12.3 - Mendoza - Village near headwaters of Cedar Creek, named for an early settler.
13.5 - LCRA lines - High-voltage electricity from Fayette power plant; former Bluebonnet Farm.
15.5 - basin-boundary ridge - Divides Colorado and Guadalupe river watersheds; view of microwave transmission tower atop Lone Man Mountain, 25 miles W. Low hills to the southeast are the Iron Mountains, which trend southwestward through your ultimate destination, Belmont.
16.5 - FM 1185 - (no turn) - At road to Lytton Springs, enter Post Oak Savanna. Despite utter destruction of woods to your left, you can still perceive the namesake trees and the region’s boundary.
18.6 - Main Fork of Plum Creek - Begins near Kyle, flows into San Marcos River below Luling. Site of horrific Comanche/Texian running battle in 1840.
20.3 - Lockhart - North city limit; TX 130 veers SW.
21.2 - Kreutz Market - Excellent barbecue; Union Pacific RR overpass, Town Creek, cane break.
21.5 - town square - View of 1890s Victorian courthouse, domed Clark Library beyond.

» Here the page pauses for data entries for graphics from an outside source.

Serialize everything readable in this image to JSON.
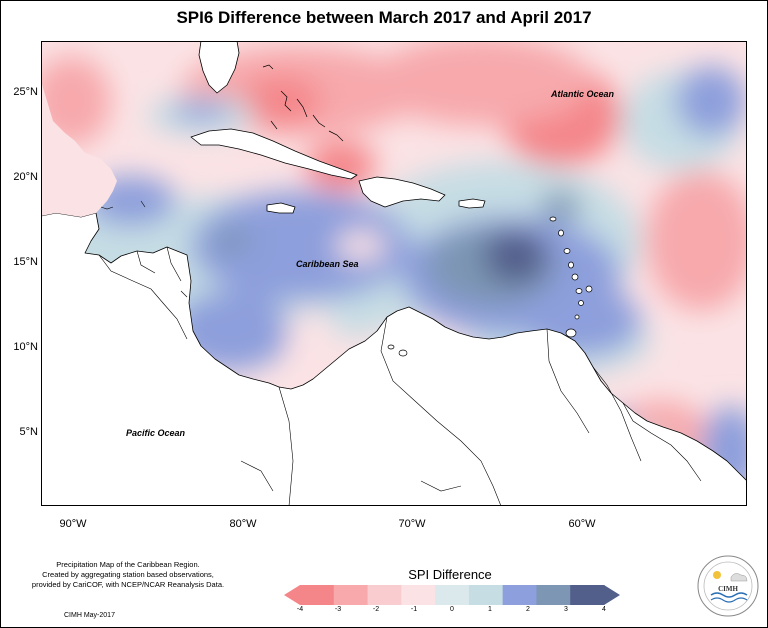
{
  "title": "SPI6 Difference between March 2017 and April 2017",
  "map": {
    "lat_labels": [
      "25°N",
      "20°N",
      "15°N",
      "10°N",
      "5°N"
    ],
    "lon_labels": [
      "90°W",
      "80°W",
      "70°W",
      "60°W"
    ],
    "places": {
      "atlantic": "Atlantic Ocean",
      "caribbean": "Caribbean Sea",
      "pacific": "Pacific Ocean"
    }
  },
  "credits": {
    "lines": [
      "Precipitation Map of the Caribbean Region.",
      "Created by aggregating station based observations,",
      "provided by CariCOF, with NCEP/NCAR Reanalysis Data."
    ],
    "date": "CIMH May-2017"
  },
  "legend": {
    "title": "SPI Difference",
    "ticks": [
      "-4",
      "-3",
      "-2",
      "-1",
      "0",
      "1",
      "2",
      "3",
      "4"
    ],
    "colors": [
      "#f4868a",
      "#f7a9ac",
      "#f9cdd0",
      "#fbe3e5",
      "#dbe9ec",
      "#c6dde4",
      "#8d9fdc",
      "#7d96b4",
      "#525f8b"
    ]
  },
  "logo": {
    "text": "CIMH"
  },
  "colors": {
    "neg_strong": "#f4868a",
    "neg_mid": "#f7a9ac",
    "neg_light": "#fbe3e5",
    "neutral": "#fdf1f2",
    "pos_light": "#c6dde4",
    "pos_mid": "#8d9fdc",
    "pos_strong": "#7d96b4",
    "pos_max": "#525f8b"
  }
}
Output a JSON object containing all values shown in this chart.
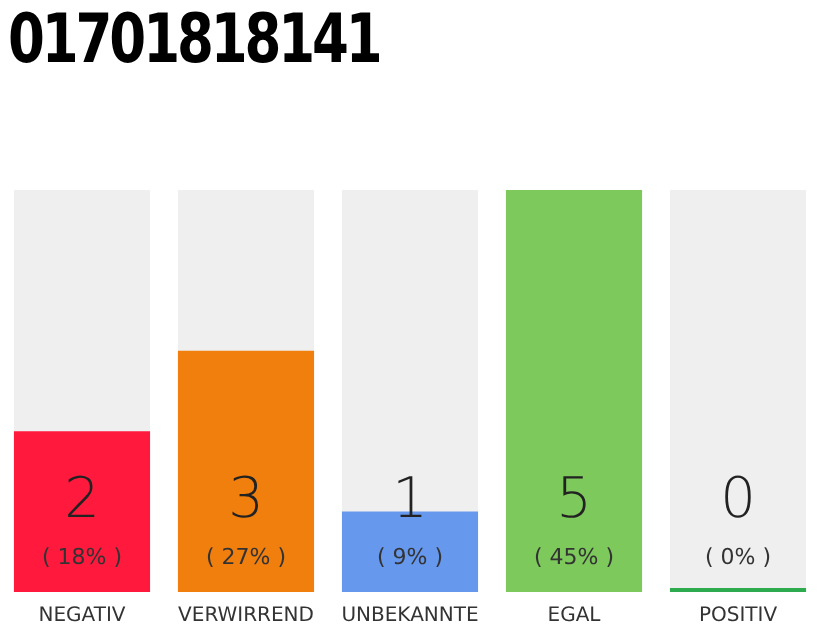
{
  "chart_data": {
    "type": "bar",
    "title": "01701818141",
    "categories": [
      "NEGATIV",
      "VERWIRREND",
      "UNBEKANNTE",
      "EGAL",
      "POSITIV"
    ],
    "values": [
      2,
      3,
      1,
      5,
      0
    ],
    "colors": [
      "#ff1a3d",
      "#f07f0e",
      "#6699ee",
      "#7dc95c",
      "#2eaa4f"
    ],
    "value_labels": [
      "2\n( 18% )",
      "3\n( 27% )",
      "1\n( 9% )",
      "5\n( 45% )",
      "0\n( 0% )"
    ],
    "tick_labels": "x",
    "grid": false,
    "legend": false
  }
}
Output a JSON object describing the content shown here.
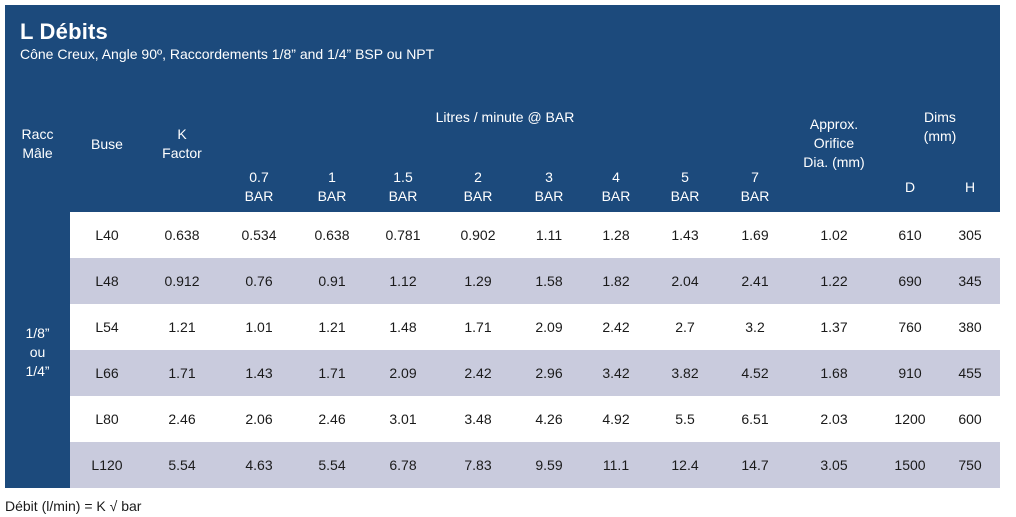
{
  "title": "L Débits",
  "subtitle": "Cône Creux, Angle 90º, Raccordements 1/8” and 1/4” BSP ou NPT",
  "headers": {
    "racc_line1": "Racc",
    "racc_line2": "Mâle",
    "buse": "Buse",
    "k_line1": "K",
    "k_line2": "Factor",
    "litres_group": "Litres / minute @ BAR",
    "pressures": [
      "0.7",
      "1",
      "1.5",
      "2",
      "3",
      "4",
      "5",
      "7"
    ],
    "bar_unit": "BAR",
    "orifice_line1": "Approx.",
    "orifice_line2": "Orifice",
    "orifice_line3": "Dia. (mm)",
    "dims_line1": "Dims",
    "dims_line2": "(mm)",
    "d": "D",
    "h": "H"
  },
  "racc_value": {
    "line1": "1/8”",
    "line2": "ou",
    "line3": "1/4”"
  },
  "rows": [
    [
      "L40",
      "0.638",
      "0.534",
      "0.638",
      "0.781",
      "0.902",
      "1.11",
      "1.28",
      "1.43",
      "1.69",
      "1.02",
      "610",
      "305"
    ],
    [
      "L48",
      "0.912",
      "0.76",
      "0.91",
      "1.12",
      "1.29",
      "1.58",
      "1.82",
      "2.04",
      "2.41",
      "1.22",
      "690",
      "345"
    ],
    [
      "L54",
      "1.21",
      "1.01",
      "1.21",
      "1.48",
      "1.71",
      "2.09",
      "2.42",
      "2.7",
      "3.2",
      "1.37",
      "760",
      "380"
    ],
    [
      "L66",
      "1.71",
      "1.43",
      "1.71",
      "2.09",
      "2.42",
      "2.96",
      "3.42",
      "3.82",
      "4.52",
      "1.68",
      "910",
      "455"
    ],
    [
      "L80",
      "2.46",
      "2.06",
      "2.46",
      "3.01",
      "3.48",
      "4.26",
      "4.92",
      "5.5",
      "6.51",
      "2.03",
      "1200",
      "600"
    ],
    [
      "L120",
      "5.54",
      "4.63",
      "5.54",
      "6.78",
      "7.83",
      "9.59",
      "11.1",
      "12.4",
      "14.7",
      "3.05",
      "1500",
      "750"
    ]
  ],
  "footnote": "Débit (l/min) = K √ bar",
  "colors": {
    "header_bg": "#1c4a7c",
    "shaded_row": "#c9cbdd",
    "text": "#1a1a1a"
  }
}
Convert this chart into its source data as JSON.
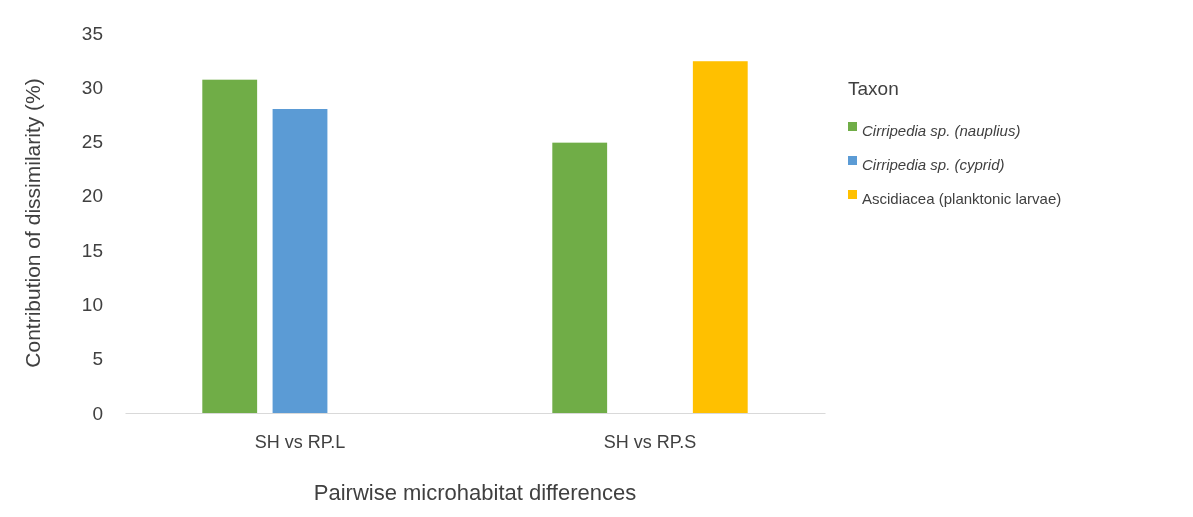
{
  "chart_data": {
    "type": "bar",
    "xlabel": "Pairwise microhabitat differences",
    "ylabel": "Contribution of dissimilarity (%)",
    "legend_title": "Taxon",
    "categories": [
      "SH vs RP.L",
      "SH vs RP.S"
    ],
    "series": [
      {
        "name": "Cirripedia sp. (nauplius)",
        "color": "#70ad47",
        "values": [
          30.7,
          24.9
        ]
      },
      {
        "name": "Cirripedia sp. (cyprid)",
        "color": "#5b9bd5",
        "values": [
          28.0,
          null
        ]
      },
      {
        "name": "Ascidiacea (planktonic larvae)",
        "color": "#ffc000",
        "values": [
          null,
          32.4
        ]
      }
    ],
    "ylim": [
      0,
      35
    ],
    "yticks": [
      0,
      5,
      10,
      15,
      20,
      25,
      30,
      35
    ],
    "grid": false,
    "legend": "right"
  }
}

22.4 - FM 20 (no turn) - To Lockhart State Park, built 1930s by Civilian Conservation Corps.
24.1 - South city limit, bye Lockhart - halfway there!
25.6 - Clear Fork of Plum Creek - Begins southeast of Kyle, flows through Lockhart State Park.

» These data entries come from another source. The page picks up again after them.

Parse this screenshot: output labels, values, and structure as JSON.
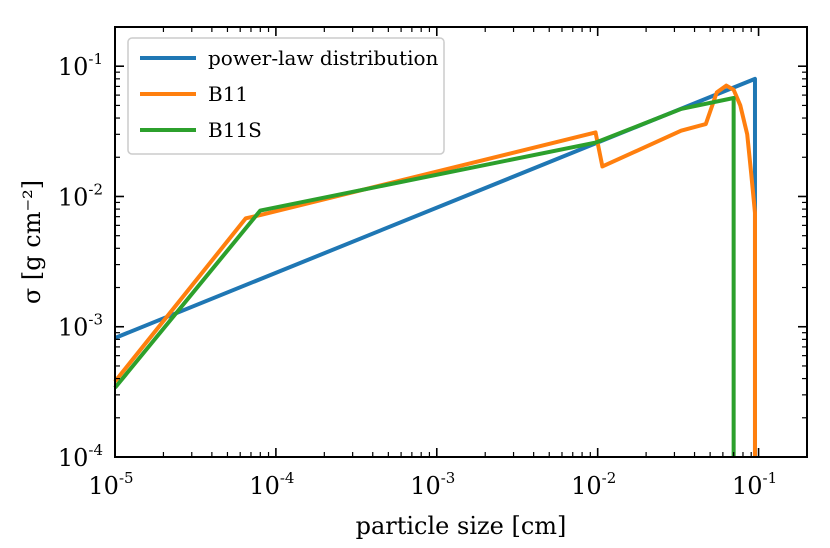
{
  "chart_data": {
    "type": "line",
    "xscale": "log",
    "yscale": "log",
    "xlabel": "particle size [cm]",
    "ylabel": "σ [g cm⁻²]",
    "xlim": [
      1e-05,
      0.2
    ],
    "ylim": [
      0.0001,
      0.2
    ],
    "x_ticks": [
      {
        "value": 1e-05,
        "base": "10",
        "exp": "-5"
      },
      {
        "value": 0.0001,
        "base": "10",
        "exp": "-4"
      },
      {
        "value": 0.001,
        "base": "10",
        "exp": "-3"
      },
      {
        "value": 0.01,
        "base": "10",
        "exp": "-2"
      },
      {
        "value": 0.1,
        "base": "10",
        "exp": "-1"
      }
    ],
    "y_ticks": [
      {
        "value": 0.0001,
        "base": "10",
        "exp": "-4"
      },
      {
        "value": 0.001,
        "base": "10",
        "exp": "-3"
      },
      {
        "value": 0.01,
        "base": "10",
        "exp": "-2"
      },
      {
        "value": 0.1,
        "base": "10",
        "exp": "-1"
      }
    ],
    "legend_position": "top-left",
    "series": [
      {
        "name": "power-law distribution",
        "color": "#1f77b4",
        "points": [
          [
            1e-05,
            0.00082
          ],
          [
            0.095,
            0.08
          ],
          [
            0.095,
            0.0001
          ]
        ]
      },
      {
        "name": "B11",
        "color": "#ff7f0e",
        "points": [
          [
            1e-05,
            0.00038
          ],
          [
            6.5e-05,
            0.0068
          ],
          [
            8e-05,
            0.0072
          ],
          [
            0.0097,
            0.031
          ],
          [
            0.0107,
            0.017
          ],
          [
            0.033,
            0.032
          ],
          [
            0.047,
            0.036
          ],
          [
            0.055,
            0.063
          ],
          [
            0.063,
            0.071
          ],
          [
            0.07,
            0.066
          ],
          [
            0.077,
            0.05
          ],
          [
            0.085,
            0.03
          ],
          [
            0.09,
            0.015
          ],
          [
            0.095,
            0.0075
          ],
          [
            0.095,
            0.0001
          ]
        ]
      },
      {
        "name": "B11S",
        "color": "#2ca02c",
        "points": [
          [
            1e-05,
            0.00034
          ],
          [
            8e-05,
            0.0078
          ],
          [
            0.0098,
            0.026
          ],
          [
            0.033,
            0.047
          ],
          [
            0.07,
            0.057
          ],
          [
            0.07,
            0.0001
          ]
        ]
      }
    ]
  }
}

26.8 - FM 671 (no turn) - Alternate route to Luling through Joliet and Mineral Springs.
27.7 - former Rest Area - On the right
28.9 - former Rest Area - On the left
30.8 - West Fork of Plum Creek - Double bridge; up hill on left is what used to be a emu farm.

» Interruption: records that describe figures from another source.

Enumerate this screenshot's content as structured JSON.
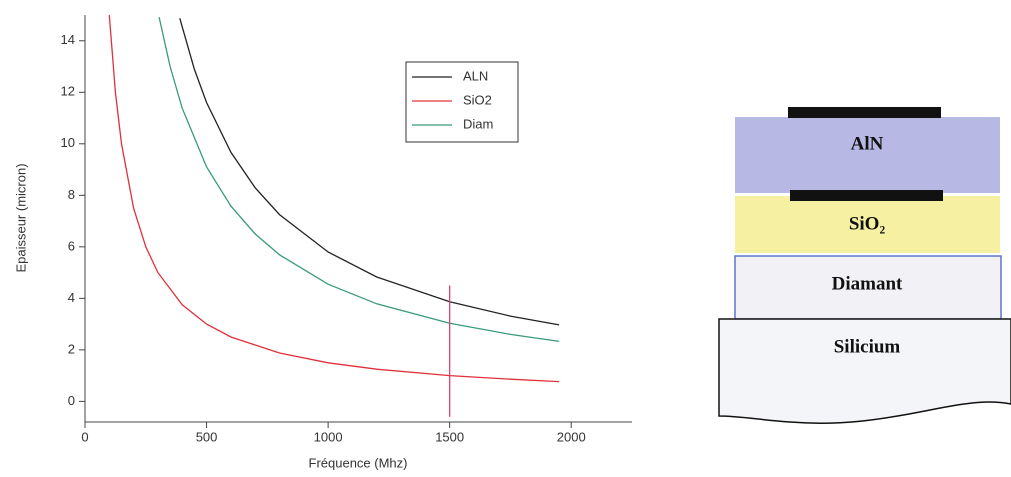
{
  "chart_data": {
    "type": "line",
    "x_label": "Fréquence (Mhz)",
    "y_label": "Epaisseur (micron)",
    "xlim": [
      0,
      2250
    ],
    "ylim": [
      -0.8,
      15
    ],
    "xticks": [
      0,
      500,
      1000,
      1500,
      2000
    ],
    "yticks": [
      0,
      2,
      4,
      6,
      8,
      10,
      12,
      14
    ],
    "series": [
      {
        "name": "ALN",
        "color": "#222222",
        "x": [
          390,
          450,
          500,
          600,
          700,
          800,
          1000,
          1200,
          1500,
          1750,
          1950
        ],
        "values": [
          14.87,
          12.89,
          11.6,
          9.67,
          8.29,
          7.25,
          5.8,
          4.83,
          3.87,
          3.31,
          2.97
        ]
      },
      {
        "name": "SiO2",
        "color": "#e0303a",
        "x": [
          100,
          125,
          150,
          200,
          250,
          300,
          400,
          500,
          600,
          800,
          1000,
          1200,
          1500,
          1750,
          1950
        ],
        "values": [
          15,
          12,
          10,
          7.5,
          6,
          5,
          3.75,
          3.0,
          2.5,
          1.88,
          1.5,
          1.25,
          1.0,
          0.86,
          0.77
        ]
      },
      {
        "name": "Diam",
        "color": "#3a9a7a",
        "x": [
          305,
          350,
          400,
          500,
          600,
          700,
          800,
          1000,
          1200,
          1500,
          1750,
          1950
        ],
        "values": [
          14.92,
          13.0,
          11.38,
          9.1,
          7.58,
          6.5,
          5.69,
          4.55,
          3.79,
          3.03,
          2.6,
          2.33
        ]
      }
    ],
    "marker": {
      "color": "#e0407a",
      "x": 1500,
      "y": [
        -0.6,
        4.5
      ]
    }
  },
  "diagram": {
    "layers": [
      "AlN",
      "SiO₂",
      "Diamant",
      "Silicium"
    ]
  }
}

32.9 - Carter Airport - Luling is within aroma—hold your nose!
33.6 - ridge - Luling panorama
36.1 - Oil City - Davis Log House, antique derrick
36.3 - Southern Pacific RR - TX 80 S (go straight, DO NOT TURN!!!) - Named for a rail company president’s wife, the town fronts the tracks. Site of annual Watermelon Thump in June. Note decorated pump jacks.
37.3 - San Marcos River - South city limit, Guadalupe County line, with Zedler’s Mill’s horizontal water wheel on your right and the bunker-like city park bathhouse to the left.
38.6 - IH 10 overpass (no turn) - From Florida to California, the most southern coast-to-coast interstate.
41.4 - Smith Creek - Flows northeast into the San Marcos.
41.8 - county line - Enter Gonzales County; note pavement and speed-limit change.
44.2 - ridge top - Divides San Marcos and Guadalupe river basins.
44.6 - Dillworth community - Spring on left almost always flows; pink building on right is old rural Black school house.
44.9 - St. James Church - founded and pastored years ago by Jesus Garcia, father of James Garcia, current RRR leasee.
45.7 - Neasloney Wildlife Management Area - operated by Texas Parks and Wildlife, with nature trail.
47.8 - Four-way stop (no turn) - Up slope to right is Belmont, home of Belmont Social Club and fair barbecue.
48.5 - Guadalupe River - “Watercourse of the Wolf,” rises in the Edwards Plateau from two forks above Hunt in Kerr County.
48.7 - Rancho Richey Refuge - Turn right at second gate (past Gate One). Look for the big vinyl sign and flagging. At this Main Gate, call Howie for access instructions. Welcome!